When he died, Granny set him up on a cloud with Jesus and King George. ‘God will take care of him now,’ she said. She never gave Him any of the blame.
It was three o’clock in the morning by the time I got the Englishman home. It was easy to follow the track that crossed the headland, but the Englishman walked slowly and stopped when his slippers filled with leaves and stones. ‘Please, no,’ he said when I slipped them off one at a time to tip them out, and, over and over again: ‘I’m sorry.’
A light wind caught and rained a slight saltwater shower against us as we climbed the three stone steps to their front door. There was a can of insect repellent and a mat (Please wipe your feet), a pair of shoes beside it, each shoe wrapped in plastic like a hunk of cheddar.

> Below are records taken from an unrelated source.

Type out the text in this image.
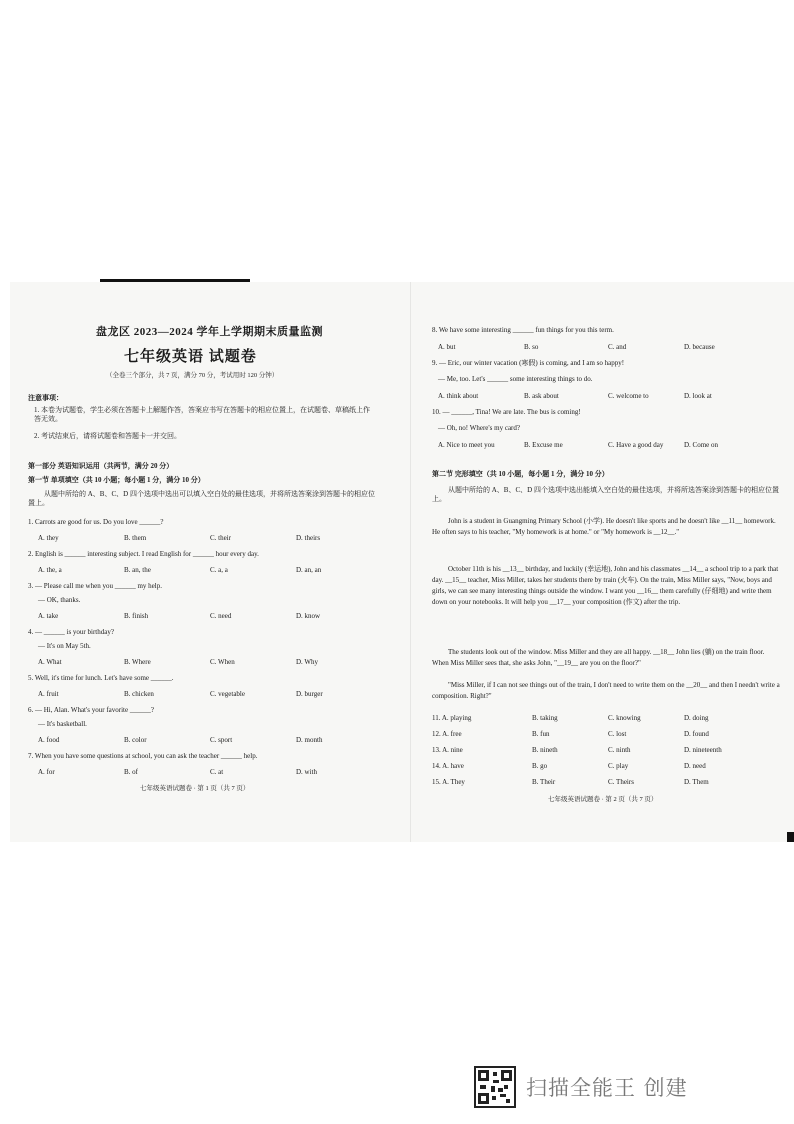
盘龙区 2023—2024 学年上学期期末质量监测
七年级英语 试题卷
（全卷三个部分，共 7 页，满分 70 分，考试用时 120 分钟）
注意事项：
1. 本卷为试题卷，学生必须在答题卡上解题作答，答案应书写在答题卡的相应位置上，在试题卷、草稿纸上作答无效。
2. 考试结束后，请将试题卷和答题卡一并交回。
第一部分 英语知识运用（共两节，满分 20 分）
第一节 单项填空（共 10 小题；每小题 1 分，满分 10 分）
从题中所给的 A、B、C、D 四个选项中选出可以填入空白处的最佳选项，并将所选答案涂到答题卡的相应位置上。
1. Carrots are good for us. Do you love ______?
A. they	B. them	C. their	D. theirs
2. English is ______ interesting subject. I read English for ______ hour every day.
A. the, a	B. an, the	C. a, a	D. an, an
3. — Please call me when you ______ my help.
— OK, thanks.
A. take	B. finish	C. need	D. know
4. — ______ is your birthday?
— It's on May 5th.
A. What	B. Where	C. When	D. Why
5. Well, it's time for lunch. Let's have some ______.
A. fruit	B. chicken	C. vegetable	D. burger
6. — Hi, Alan. What's your favorite ______?
— It's basketball.
A. food	B. color	C. sport	D. month
7. When you have some questions at school, you can ask the teacher ______ help.
A. for	B. of	C. at	D. with
七年级英语试题卷 · 第 1 页（共 7 页）
8. We have some interesting ______ fun things for you this term.
A. but	B. so	C. and	D. because
9. — Eric, our winter vacation (寒假) is coming, and I am so happy!
— Me, too. Let's ______ some interesting things to do.
A. think about	B. ask about	C. welcome to	D. look at
10. — ______, Tina! We are late. The bus is coming!
— Oh, no! Where's my card?
A. Nice to meet you	B. Excuse me	C. Have a good day	D. Come on
第二节 完形填空（共 10 小题，每小题 1 分，满分 10 分）
从题中所给的 A、B、C、D 四个选项中选出能填入空白处的最佳选项，并将所选答案涂到答题卡的相应位置上。
John is a student in Guangming Primary School (小学). He doesn't like sports and he doesn't like __11__ homework. He often says to his teacher, "My homework is at home." or "My homework is __12__."
October 11th is his __13__ birthday, and luckily (幸运地), John and his classmates __14__ a school trip to a park that day. __15__ teacher, Miss Miller, takes her students there by train (火车). On the train, Miss Miller says, "Now, boys and girls, we can see many interesting things outside the window. I want you __16__ them carefully (仔细地) and write them down on your notebooks. It will help you __17__ your composition (作文) after the trip.
The students look out of the window. Miss Miller and they are all happy. __18__ John lies (躺) on the train floor. When Miss Miller sees that, she asks John, "__19__ are you on the floor?"
"Miss Miller, if I can not see things out of the train, I don't need to write them on the __20__ and then I needn't write a composition. Right?"
11. A. playing	B. taking	C. knowing	D. doing
12. A. free	B. fun	C. lost	D. found
13. A. nine	B. nineth	C. ninth	D. nineteenth
14. A. have	B. go	C. play	D. need
15. A. They	B. Their	C. Theirs	D. Them
七年级英语试题卷 · 第 2 页（共 7 页）
扫描全能王 创建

I knocked twice—a force of habit from another life—and after a moment there was movement and light.
‘Who’s there?’
She didn’t open the door completely but peered out from a strip of white, her face milky and drawn. She was so much shorter than me it was like looking down at a child. Chin high, sinews stretching like the strings of an instrument, a nightgown gathered at her neck like a PE bag, and there was sleep in her eyes and grey hollows beneath them. How long had she slept peacefully before the rap of knuckles?
‘We don’t keep any money in the house,’ she told me, a hint of tobacco on her breath.
‘I have your husband,’ I said. I didn’t tell her that I knew he’d run away.
The door opened a little wider. ‘He’s ill,’ she said. She knew I knew. ‘He’s not the man I married.’
When he saw her, the Englishman began to cry. He put his hands up to his face. The backs of them were loose and spotted like the belly of an old dog.
‘I’m sorry,’ he mumbled one last time, and added, so quietly I could barely hear him: ‘I won’t do it again.’
I looked away while she took his elbow and drew him gently back inside their home. ‘Where were you off to then?’ She sounded like my mother (Where do you think you’re going? What do you think you’re doing?) ‘Now, let’s let this lady get back to bed.’ And to me: ‘We’re sorry to have put you to such trouble, dear.’
‘No trouble.’ But we both knew that it had been. What I meant was that I didn’t mind. It didn’t matter.
She didn’t say goodnight. She just pushed the door shut and double-locked it.
If there’s anything I can do, people say, but there’s nothing ever can be done by those who need to ask.